Chinese consumer electronics giant Hisense is ramping up India ambitions with a multi-category push, launching washing machines this month and kitchen appliances next year, as it sharpens focus on offline expansion and local manufacturing of air conditioners.
The push comes as Japanese competitor Panasonic is exiting refrigerator and washing machine businesses in India, having struggled to gain market share.
“We plan to launch our washing machine within this month. It is a foray into a new category we are in. Until now, we have only been selling TVs and air conditioners,” Hisense India CEO Pankaj Rana said.
Washing machines, microwaves and more
The company plan to start with two top-load washing machine models. It is looking to launch small domestic kitchen appliances, including microwaves, next year, Rana said.
The company, which is expanding its offline retail channel to support sales of TVs and air conditioners, will also utilise the same network for washing machines and kitchen appliances.
“Kitchen appliances, we will launch next year,” he said, adding that Hisense is also evaluating refrigerators but hasn’t locked in a plan yet.
“Globally we are very strong in the refrigerator business but it is a very capital-intensive business and it requires a huge investment in factory setup. So, at this moment, we have not finalised the plan,” Rana added.
While Panasonic is exiting the refrigerator and washing machine segments, over 10 companies, including OnePlus, Realme and Intex, have exited the TV market.
Asked if there is enough market headroom in India even as other players exit, Rana said, “There is always an opportunity in the market because if we see India, the consumption of India is growing with the middle-income group rising. We view this as an opportunity to grow.”
Beyond TV
Rana said that Hisense’s global supply chain strength and manufacturing scale enable it to remain cost-competitive, a crucial advantage in a price-sensitive market like India. “India is a price-sensitive but large market and we have the strength and efficiency to create space for ourselves,” he said.
Hisense’s TVs are contract-manufactured by Dixon and Bhagwati in South India but the company is exploring in-house manufacturing.
More than 80 percent of Hisense’s India revenue comes from TVs, with the rest from air conditioners. “Next year, we aim for a 60:40 ratio between TVs and ACs, assuming favourable conditions.

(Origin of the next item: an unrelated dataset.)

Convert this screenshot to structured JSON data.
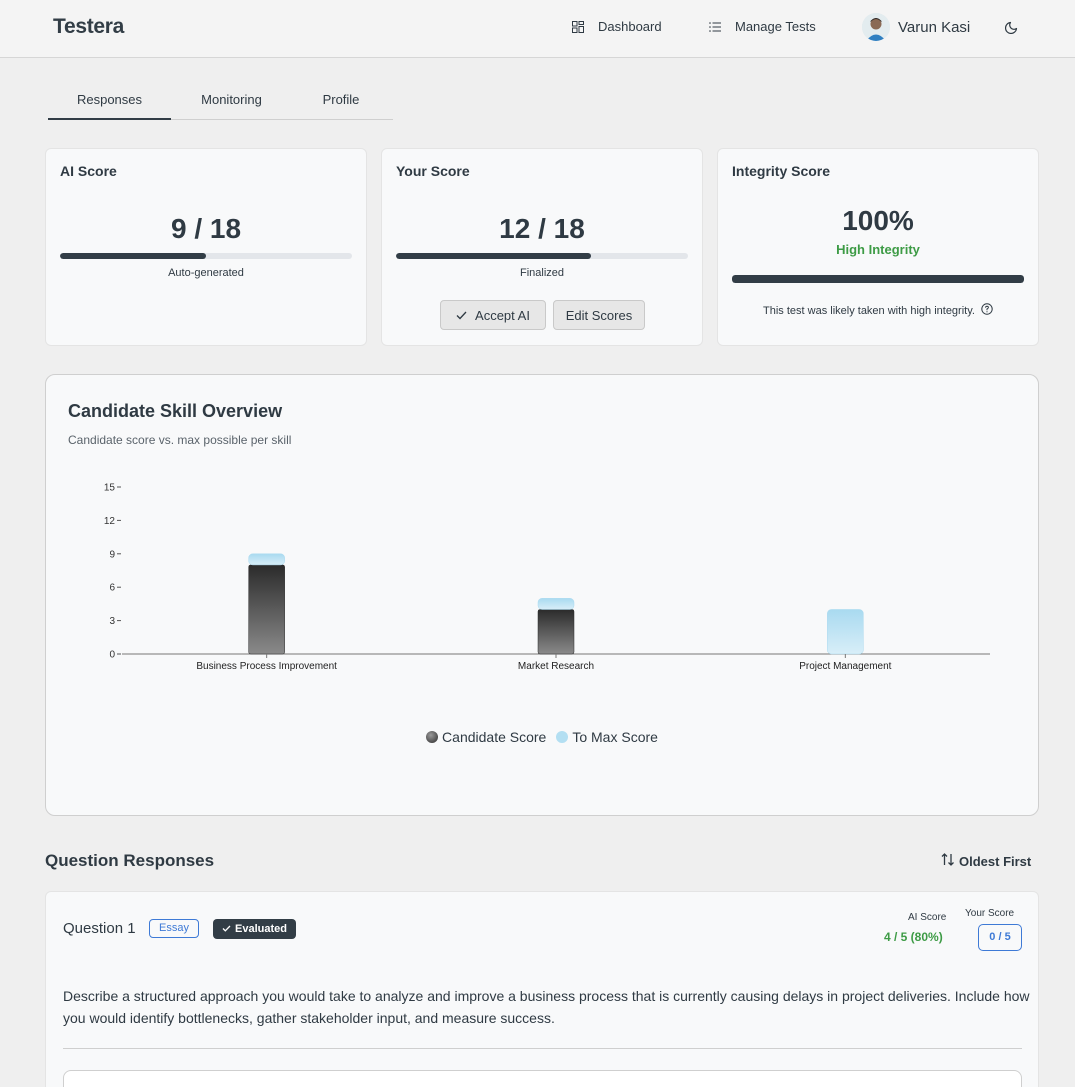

Additionally, we anticipate that around 10 percent of our revenue in 2026 onwards will come from laundry and kitchen appliances combined,” Rana said.
He added that the company is targeting 40 percent growth in its TV business over the previous year, driven by large-screen sales and a growing offline presence.

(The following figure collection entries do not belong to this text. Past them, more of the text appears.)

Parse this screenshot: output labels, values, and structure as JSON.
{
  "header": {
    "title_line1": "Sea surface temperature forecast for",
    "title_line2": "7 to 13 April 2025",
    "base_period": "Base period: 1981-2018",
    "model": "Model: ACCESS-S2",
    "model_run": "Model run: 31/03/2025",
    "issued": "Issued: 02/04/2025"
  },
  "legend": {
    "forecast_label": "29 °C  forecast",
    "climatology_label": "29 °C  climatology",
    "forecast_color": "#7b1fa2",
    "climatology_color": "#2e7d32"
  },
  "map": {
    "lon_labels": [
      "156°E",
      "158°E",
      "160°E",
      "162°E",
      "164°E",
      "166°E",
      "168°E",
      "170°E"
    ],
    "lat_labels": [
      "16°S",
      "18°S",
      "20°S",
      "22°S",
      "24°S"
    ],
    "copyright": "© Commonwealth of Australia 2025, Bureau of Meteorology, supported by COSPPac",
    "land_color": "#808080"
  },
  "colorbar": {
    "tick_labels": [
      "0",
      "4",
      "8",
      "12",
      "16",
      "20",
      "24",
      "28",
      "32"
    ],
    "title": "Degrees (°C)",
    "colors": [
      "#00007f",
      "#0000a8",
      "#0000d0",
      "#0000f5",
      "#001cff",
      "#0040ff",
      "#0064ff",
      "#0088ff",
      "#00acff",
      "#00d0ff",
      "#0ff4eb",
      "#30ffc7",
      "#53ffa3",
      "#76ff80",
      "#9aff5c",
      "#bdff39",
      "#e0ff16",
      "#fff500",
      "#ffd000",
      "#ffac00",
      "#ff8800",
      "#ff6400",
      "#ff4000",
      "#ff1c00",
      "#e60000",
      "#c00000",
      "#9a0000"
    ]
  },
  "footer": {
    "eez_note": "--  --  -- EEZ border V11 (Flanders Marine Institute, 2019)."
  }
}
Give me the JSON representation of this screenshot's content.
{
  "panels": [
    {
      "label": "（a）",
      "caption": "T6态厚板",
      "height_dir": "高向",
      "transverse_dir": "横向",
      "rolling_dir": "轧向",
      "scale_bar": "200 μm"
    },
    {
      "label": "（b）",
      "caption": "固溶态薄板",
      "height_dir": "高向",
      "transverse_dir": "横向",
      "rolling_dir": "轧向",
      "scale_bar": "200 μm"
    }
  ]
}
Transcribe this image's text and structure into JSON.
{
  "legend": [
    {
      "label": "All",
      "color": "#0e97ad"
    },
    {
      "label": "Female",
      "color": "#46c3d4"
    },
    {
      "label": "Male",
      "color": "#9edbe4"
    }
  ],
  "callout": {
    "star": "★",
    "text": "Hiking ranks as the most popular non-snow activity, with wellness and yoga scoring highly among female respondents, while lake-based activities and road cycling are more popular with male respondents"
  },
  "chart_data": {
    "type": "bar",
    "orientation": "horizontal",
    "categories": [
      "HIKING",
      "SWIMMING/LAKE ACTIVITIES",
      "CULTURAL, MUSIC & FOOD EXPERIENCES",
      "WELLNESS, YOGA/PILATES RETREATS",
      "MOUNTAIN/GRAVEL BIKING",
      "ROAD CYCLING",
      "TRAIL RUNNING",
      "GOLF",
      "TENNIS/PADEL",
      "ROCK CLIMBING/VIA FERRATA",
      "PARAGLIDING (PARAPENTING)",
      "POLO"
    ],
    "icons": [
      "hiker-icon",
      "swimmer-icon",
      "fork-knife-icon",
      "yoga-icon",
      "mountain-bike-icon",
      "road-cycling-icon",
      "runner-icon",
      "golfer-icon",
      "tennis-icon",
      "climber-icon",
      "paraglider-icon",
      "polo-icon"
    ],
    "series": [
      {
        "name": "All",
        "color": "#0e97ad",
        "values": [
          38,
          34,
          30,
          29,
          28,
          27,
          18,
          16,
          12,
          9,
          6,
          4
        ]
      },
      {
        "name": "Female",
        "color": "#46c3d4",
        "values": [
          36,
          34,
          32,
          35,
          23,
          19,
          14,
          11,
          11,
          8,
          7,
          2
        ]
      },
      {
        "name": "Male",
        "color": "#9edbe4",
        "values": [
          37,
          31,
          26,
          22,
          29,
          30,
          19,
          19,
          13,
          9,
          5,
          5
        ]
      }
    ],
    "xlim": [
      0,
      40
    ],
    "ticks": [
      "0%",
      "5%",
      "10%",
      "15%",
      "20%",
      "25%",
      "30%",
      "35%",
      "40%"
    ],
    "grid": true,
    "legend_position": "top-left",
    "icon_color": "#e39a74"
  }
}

“Our global positioning is strong in 100-inch+ TVs—we want to replicate that leadership in India,” he said.
Hisense is partnering with large-format retailers (LFRs) and smaller distributors for offline expansion.
“Our expansion started in the East, then moved to the South —dominated by LFRs — where we’re partnering with 4–5 major chains in H2. West and North India are distribution-focused markets, and we’re actively building teams and branches there,” Rana said.
Between Hisense and Toshiba brands, the company sells over 50 models in India and follows a “different model, different channel (DMDC)” strategy.
“Premiumisation and the adoption of large screens are central to our strategy. We are seeing promising traction in both brands,” Rana said.
Hisense is also investing Rs 250 crore in the first phase of a new facility for ACs and washing machines in Andhra Pradesh’s Sri City in partnership with Epack Durables.
“The factory should be operational by November or December. Next year, our full lineup of in-house developed ACs will be manufactured there, including global models tailored for the Indian market,” Rana said.
The AC factory would initially cater only to the Indian market. Once it stabilizes, the firm may explore export opportunities. “Phase one of the factory has a capacity of 0.5 million units, expandable to 1 million,” Rana said.
In 2024, Hisense announced it would acquire a 15–26 percent stake in Epack’s special purpose vehicle, Epack Manufacturing Technologies, which will operate the factory. Rana declined to comment on the deal.
Hisense is also expanding its India headquarters in Noida and hiring across critical functions, including marketing, GTM, service infrastructure, HR, and finance, to support its long-term, multi-category ambitions.